Nicki was brushing the hair off of my forehead, stroking my face, smoothing my clothes.
“You knew everything,” she sobbed, the fading sunlight washing over her skin, her hair tangled, teardrops in her eyelashes. “You knew more than you could possibly ever know. You knew the truth. And you couldn’t have known that, we can’t-Evan, and Melly, they barely even remember-”
I was willing to bet they remembered more than she gave them credit for. After all, I was only six when I found out how I was going to die.
“I know things,” I said. I was starting to get dizzy. My chest was very warm, and my fingers were very cold.
“I’d trade this house and this town and this life for him-and you-” Fresh tears, glinting beautifully.
“You’ll be fine,” I informed her. “The mob isn’t going to find you. You’ve essentially disappeared.” Disappearing. That sounded nice. “You’ll have a high-powered job-maybe my mom’ll hire you-no, but you keep your morals. Cute kids. Big house. Husband like a rock star. Maybe he is a rock star. Don’t let him get hooked on heroin; that stuff is the worst.”
“How do you know?” Nicki whispered.
I smiled. “I know things,” I said.

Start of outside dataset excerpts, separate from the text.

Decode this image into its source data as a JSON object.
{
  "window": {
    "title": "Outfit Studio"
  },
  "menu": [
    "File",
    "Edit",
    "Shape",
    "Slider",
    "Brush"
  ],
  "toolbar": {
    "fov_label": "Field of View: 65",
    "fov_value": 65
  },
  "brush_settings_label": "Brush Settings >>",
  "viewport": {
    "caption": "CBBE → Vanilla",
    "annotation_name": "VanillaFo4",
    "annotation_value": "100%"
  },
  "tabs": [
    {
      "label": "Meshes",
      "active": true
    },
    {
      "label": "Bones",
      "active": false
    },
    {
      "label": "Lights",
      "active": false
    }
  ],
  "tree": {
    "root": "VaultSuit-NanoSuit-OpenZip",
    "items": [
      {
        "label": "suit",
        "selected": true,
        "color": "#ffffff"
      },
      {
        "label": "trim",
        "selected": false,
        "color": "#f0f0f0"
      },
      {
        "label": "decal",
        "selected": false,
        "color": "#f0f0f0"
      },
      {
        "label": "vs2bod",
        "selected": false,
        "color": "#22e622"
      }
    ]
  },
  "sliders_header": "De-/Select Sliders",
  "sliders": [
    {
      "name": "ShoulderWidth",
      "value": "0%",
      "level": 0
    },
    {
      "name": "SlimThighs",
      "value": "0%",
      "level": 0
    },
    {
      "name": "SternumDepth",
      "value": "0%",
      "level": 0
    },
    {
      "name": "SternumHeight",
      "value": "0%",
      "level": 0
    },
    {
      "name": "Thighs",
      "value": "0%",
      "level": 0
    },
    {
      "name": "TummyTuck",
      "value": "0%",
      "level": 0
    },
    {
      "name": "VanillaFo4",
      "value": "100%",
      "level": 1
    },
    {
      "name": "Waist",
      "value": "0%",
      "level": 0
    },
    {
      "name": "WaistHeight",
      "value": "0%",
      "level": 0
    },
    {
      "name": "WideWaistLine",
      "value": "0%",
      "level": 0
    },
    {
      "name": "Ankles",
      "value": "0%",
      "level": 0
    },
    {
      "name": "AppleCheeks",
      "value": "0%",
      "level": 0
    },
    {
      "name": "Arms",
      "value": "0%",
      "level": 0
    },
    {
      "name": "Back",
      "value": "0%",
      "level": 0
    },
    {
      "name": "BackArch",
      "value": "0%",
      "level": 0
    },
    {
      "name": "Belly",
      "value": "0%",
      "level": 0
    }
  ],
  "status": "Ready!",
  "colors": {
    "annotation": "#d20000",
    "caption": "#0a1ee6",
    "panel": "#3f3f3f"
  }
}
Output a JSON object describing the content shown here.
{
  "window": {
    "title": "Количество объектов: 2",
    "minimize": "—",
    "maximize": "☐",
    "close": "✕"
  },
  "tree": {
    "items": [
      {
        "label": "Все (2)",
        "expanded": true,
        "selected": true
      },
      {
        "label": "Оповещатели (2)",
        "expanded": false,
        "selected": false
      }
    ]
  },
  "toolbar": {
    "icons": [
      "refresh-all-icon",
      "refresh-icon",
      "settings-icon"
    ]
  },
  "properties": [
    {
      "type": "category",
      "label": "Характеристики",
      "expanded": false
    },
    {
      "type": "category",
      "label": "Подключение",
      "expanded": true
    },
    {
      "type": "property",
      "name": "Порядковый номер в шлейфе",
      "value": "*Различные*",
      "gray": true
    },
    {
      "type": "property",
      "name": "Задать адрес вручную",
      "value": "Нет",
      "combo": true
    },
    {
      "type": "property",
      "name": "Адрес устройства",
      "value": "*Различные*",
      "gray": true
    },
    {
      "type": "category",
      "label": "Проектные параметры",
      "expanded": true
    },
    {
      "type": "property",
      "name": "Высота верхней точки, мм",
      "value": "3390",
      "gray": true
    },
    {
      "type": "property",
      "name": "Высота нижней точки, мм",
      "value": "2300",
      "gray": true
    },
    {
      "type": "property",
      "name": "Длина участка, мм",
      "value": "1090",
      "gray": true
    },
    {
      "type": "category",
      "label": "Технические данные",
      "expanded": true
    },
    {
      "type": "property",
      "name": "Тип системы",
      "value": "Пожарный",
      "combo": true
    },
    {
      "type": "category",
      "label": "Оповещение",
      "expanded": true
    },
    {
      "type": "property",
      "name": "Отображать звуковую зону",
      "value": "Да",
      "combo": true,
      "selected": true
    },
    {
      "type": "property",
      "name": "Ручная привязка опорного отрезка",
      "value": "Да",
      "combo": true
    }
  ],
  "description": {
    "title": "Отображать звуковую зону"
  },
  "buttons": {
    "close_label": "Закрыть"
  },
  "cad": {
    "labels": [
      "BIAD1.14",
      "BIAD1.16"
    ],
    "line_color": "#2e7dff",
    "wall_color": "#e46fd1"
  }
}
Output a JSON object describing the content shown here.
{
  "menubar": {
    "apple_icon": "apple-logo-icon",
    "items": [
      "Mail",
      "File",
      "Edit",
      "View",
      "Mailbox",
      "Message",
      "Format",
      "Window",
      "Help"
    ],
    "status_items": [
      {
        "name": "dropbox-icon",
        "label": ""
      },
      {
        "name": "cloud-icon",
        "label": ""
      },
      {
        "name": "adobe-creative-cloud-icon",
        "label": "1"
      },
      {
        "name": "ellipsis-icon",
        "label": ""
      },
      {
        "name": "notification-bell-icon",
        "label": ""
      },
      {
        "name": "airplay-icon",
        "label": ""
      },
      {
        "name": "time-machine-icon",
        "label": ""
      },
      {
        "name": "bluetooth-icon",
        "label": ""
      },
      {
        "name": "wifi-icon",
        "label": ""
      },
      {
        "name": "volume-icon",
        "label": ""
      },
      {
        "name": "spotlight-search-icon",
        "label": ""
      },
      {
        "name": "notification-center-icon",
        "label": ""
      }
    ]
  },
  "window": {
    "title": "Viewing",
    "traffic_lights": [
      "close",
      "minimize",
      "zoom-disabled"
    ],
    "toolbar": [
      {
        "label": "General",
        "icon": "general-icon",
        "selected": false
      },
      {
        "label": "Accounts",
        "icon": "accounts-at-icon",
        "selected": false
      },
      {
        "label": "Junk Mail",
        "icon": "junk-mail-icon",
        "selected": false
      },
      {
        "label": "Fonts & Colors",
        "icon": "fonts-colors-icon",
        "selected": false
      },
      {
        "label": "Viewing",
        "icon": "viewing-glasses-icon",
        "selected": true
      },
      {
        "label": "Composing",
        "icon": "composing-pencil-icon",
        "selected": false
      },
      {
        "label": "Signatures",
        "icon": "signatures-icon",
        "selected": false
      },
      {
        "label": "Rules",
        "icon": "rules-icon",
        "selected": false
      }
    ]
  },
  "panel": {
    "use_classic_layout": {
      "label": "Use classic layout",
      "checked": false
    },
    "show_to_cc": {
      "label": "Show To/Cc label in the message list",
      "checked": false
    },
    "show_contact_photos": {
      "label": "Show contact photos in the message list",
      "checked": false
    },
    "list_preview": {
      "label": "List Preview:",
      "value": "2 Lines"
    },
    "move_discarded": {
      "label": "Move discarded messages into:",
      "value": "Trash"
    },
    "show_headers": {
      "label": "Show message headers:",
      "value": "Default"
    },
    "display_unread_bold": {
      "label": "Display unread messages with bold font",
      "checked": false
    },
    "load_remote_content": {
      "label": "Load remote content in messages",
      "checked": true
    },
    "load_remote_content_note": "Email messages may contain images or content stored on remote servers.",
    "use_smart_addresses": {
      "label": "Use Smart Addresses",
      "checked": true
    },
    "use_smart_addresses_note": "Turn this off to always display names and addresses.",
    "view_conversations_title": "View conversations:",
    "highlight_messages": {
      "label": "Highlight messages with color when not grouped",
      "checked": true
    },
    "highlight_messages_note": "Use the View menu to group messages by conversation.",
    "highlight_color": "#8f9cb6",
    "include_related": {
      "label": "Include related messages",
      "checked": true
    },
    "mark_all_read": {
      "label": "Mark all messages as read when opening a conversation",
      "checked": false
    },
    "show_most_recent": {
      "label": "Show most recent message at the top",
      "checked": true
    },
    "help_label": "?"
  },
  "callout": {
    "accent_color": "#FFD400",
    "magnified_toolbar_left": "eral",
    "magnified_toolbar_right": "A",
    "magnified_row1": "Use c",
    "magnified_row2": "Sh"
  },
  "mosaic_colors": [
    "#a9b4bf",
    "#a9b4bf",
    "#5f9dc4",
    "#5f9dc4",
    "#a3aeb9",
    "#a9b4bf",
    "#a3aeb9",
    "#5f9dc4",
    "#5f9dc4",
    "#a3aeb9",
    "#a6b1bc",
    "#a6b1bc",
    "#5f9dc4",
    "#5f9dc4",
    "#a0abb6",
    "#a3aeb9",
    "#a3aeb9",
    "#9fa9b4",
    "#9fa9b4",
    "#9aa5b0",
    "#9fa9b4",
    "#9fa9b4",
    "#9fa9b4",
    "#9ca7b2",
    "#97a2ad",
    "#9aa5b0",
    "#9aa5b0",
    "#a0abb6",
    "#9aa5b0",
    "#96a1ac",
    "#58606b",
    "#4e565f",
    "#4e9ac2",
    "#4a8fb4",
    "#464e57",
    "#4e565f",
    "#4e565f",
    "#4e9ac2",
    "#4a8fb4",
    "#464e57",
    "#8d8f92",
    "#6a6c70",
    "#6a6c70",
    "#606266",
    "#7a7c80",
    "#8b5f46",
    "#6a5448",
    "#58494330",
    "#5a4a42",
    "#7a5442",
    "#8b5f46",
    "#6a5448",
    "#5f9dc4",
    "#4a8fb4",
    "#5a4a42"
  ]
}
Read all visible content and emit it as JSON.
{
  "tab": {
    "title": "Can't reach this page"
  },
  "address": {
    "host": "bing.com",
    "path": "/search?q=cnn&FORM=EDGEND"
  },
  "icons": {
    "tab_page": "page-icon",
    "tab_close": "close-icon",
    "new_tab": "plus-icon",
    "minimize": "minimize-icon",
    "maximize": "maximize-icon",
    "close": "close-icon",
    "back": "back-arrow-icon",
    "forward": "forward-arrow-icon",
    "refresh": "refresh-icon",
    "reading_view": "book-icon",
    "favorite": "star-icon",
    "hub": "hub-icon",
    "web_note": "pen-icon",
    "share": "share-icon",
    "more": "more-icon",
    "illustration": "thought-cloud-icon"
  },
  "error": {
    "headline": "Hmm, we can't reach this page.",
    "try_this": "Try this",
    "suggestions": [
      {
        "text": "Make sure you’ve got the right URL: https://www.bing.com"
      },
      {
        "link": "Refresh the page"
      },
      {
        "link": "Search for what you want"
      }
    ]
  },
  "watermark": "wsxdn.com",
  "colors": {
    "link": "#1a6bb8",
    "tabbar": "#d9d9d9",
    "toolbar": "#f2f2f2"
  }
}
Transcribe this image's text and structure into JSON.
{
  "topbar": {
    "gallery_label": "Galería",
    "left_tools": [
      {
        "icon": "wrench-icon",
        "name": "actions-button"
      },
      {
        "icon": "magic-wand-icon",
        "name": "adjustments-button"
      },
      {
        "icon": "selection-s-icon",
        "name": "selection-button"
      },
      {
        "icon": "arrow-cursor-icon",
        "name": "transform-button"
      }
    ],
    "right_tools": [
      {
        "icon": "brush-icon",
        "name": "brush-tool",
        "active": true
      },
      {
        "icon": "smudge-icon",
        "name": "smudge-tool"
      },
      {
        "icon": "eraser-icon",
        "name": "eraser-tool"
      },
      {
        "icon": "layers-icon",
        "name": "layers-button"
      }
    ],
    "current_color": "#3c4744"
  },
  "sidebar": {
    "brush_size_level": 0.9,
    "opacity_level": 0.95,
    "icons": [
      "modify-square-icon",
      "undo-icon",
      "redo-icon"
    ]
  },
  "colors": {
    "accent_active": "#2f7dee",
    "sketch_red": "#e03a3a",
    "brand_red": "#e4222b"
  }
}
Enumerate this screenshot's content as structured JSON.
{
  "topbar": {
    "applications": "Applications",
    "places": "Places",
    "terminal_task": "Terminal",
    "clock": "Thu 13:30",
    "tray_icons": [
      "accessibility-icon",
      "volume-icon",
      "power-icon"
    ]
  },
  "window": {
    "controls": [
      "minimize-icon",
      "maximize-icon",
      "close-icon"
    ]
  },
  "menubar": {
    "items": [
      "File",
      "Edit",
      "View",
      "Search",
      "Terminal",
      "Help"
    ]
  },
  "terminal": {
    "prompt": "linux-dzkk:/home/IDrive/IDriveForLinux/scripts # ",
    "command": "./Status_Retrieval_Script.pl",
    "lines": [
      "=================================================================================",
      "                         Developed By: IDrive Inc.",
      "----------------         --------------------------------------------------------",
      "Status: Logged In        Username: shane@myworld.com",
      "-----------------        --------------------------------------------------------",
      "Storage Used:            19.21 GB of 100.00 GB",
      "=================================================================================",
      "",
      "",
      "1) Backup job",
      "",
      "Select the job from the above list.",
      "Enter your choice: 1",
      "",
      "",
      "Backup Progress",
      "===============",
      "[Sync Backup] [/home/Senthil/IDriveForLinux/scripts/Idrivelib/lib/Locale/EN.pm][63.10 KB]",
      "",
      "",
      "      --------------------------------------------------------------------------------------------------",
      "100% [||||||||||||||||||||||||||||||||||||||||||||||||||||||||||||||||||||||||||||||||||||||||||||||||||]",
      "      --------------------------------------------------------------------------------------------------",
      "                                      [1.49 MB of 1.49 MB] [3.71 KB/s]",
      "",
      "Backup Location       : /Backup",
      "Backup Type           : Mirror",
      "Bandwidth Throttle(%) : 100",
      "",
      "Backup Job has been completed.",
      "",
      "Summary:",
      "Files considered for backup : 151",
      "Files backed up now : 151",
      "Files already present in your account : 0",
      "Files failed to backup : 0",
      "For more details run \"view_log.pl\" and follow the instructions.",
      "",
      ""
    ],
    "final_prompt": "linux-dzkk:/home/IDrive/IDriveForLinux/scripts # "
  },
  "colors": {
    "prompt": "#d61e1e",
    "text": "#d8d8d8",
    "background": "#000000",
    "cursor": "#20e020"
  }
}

It sounded familiar. My head was too light to latch onto the recollection. “I know things about you especially.” I didn’t know if it was her, or the headlong-to-heartache approach I’d taken, but it was true. “And things are gonna be okay.” I raised myself up far enough to touch my lips to a hot, wet, lovely cheek. “I know that, too.”
“But-”
“That’s the truth of it,” I said. Nicki went quiet, and I closed my eyes and curled up against her shoulder. The last few wisps of the world trailed away, and everything faded to… black, actually. Black. Absence.
But that was all right. Everything was.